Le combat du bien et du mal

Le combat du bien et du mal

# Prédications

Le combat du bien et du mal

Prédication du dimanche avant le Carême — Estomihi (27 févr. 2022) au Temple Neuf à Strasbourg — Pasteur Rudi Popp

Introduction : Un message de l’UEPAL

Jeudi matin 24 février, alors qu’à Strasbourg s’ouvrait le 3e « Forum des religions » autour du thème de la tolérance, nous apprenions que l’intolérance et la violence politique avaient une fois encore pris le dessus sous la forme d’une agression brutale de l’Ukraine par son puissant voisin. Il est terrible de constater que les menées d’un dictateur peuvent balayer d’un revers de la main toutes les tentatives diplomatiques, déployées notamment par l’Union européenne et sa présidence française. Cela peut susciter un sentiment d’impuissance et de peur pour l’avenir, car d’autres dictateurs du même acabit pourraient être tentés d’emprunter cette même voie.

Depuis des millénaires, juifs et chrétiens ont exprimé à travers les Psaumes leur confiance dans le Dieu de l’amour et de la vie, confiance plus forte que le sentiment d’abandon ou de triomphe des méchants. « Des profondeurs je crie vers toi : Seigneur, écoute mon appel ! Que ton oreille soit attentive au cri de ma prière ! » Psaume 130,1. Alors que nous allons entrer dans le temps du Carême, souvenons-nous que le Christ notre salut a prié les Psaumes lorsque la violence des hommes l’a mené au supplice de la croix, qui par sa résurrection est devenue un arbre de vie !

Alors que nous sommes atterrés par l’irruption de la guerre sur notre continent, nous invitons tous les chrétiens à prier pour la paix.

Seigneur, Prince de la Paix, écoute notre prière. Nous nous tournons vers Toi alors que des bruits de guerre résonnent en Europe. Nous te prions pour l’Ukraine. Nous te prions pour la Russie. Nous te prions pour l’Europe et le monde. Sois le soutien de tous ceux qui sont secoués, ébranlés par la peur, l’angoisse et la violence. Brise l’orgueil des puissants, inspire la sagesse aux gouvernants. Change les cœurs de pierre en cœurs de chair. Maintiens en nous l’esprit d’amour qui distingue en l’autre un frère, une sœur. Seigneur, fais de nous des artisans de paix.
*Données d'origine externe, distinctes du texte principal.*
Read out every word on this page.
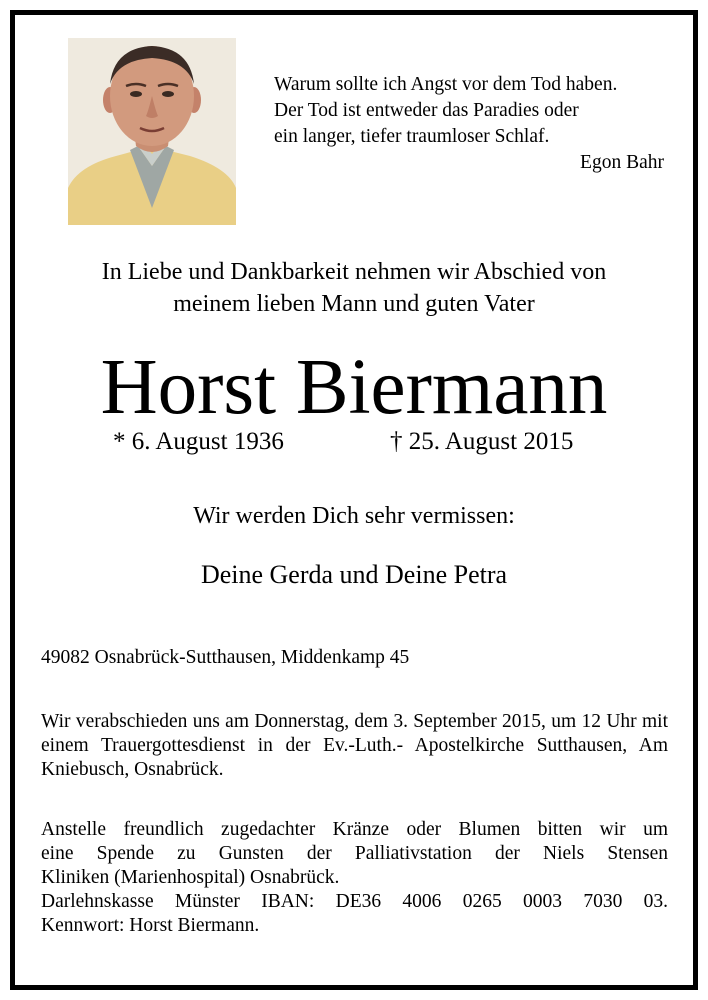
Warum sollte ich Angst vor dem Tod haben.
Der Tod ist entweder das Paradies oder
ein langer, tiefer traumloser Schlaf.
Egon Bahr
In Liebe und Dankbarkeit nehmen wir Abschied von
meinem lieben Mann und guten Vater
Horst Biermann
* 6. August 1936	† 25. August 2015
Wir werden Dich sehr vermissen:
Deine Gerda und Deine Petra
49082 Osnabrück-Sutthausen, Middenkamp 45
Wir verabschieden uns am Donnerstag, dem 3. September 2015, um 12 Uhr mit einem Trauergottesdienst in der Ev.-Luth.- Apostelkirche Sutthausen, Am Kniebusch, Osnabrück.
Anstelle freundlich zugedachter Kränze oder Blumen bitten wir um
eine Spende zu Gunsten der Palliativstation der Niels Stensen
Kliniken (Marienhospital) Osnabrück.
Darlehnskasse Münster IBAN: DE36 4006 0265 0003 7030 03.
Kennwort: Horst Biermann.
Amen !

Les hostilités sont ouvertes.

Toute espérance d’un monde paisible et d’une vie sereine est en permanence mise à l’épreuve. La nouvelle guerre d’agression du régime russe est aussi un filtre vérificateur de la confiance que nous avions en l’amélioration possible de ce monde et des relations entre les sociétés européennes.

Le courage biblique de croire en un monde meilleur doit également composer avec une hostilité que la Bible inscrit dans les premières pages de notre histoire : le monde voulu par Dieu et habité par l’humain est engagé dans le combat contre le Mal. C’est presque une lapalissade de le rappeler : le Mal est la crise régulière de toute foi en l’humain. Aucune politique, aucune spiritualité non plus ne saurait nous en débarrasser.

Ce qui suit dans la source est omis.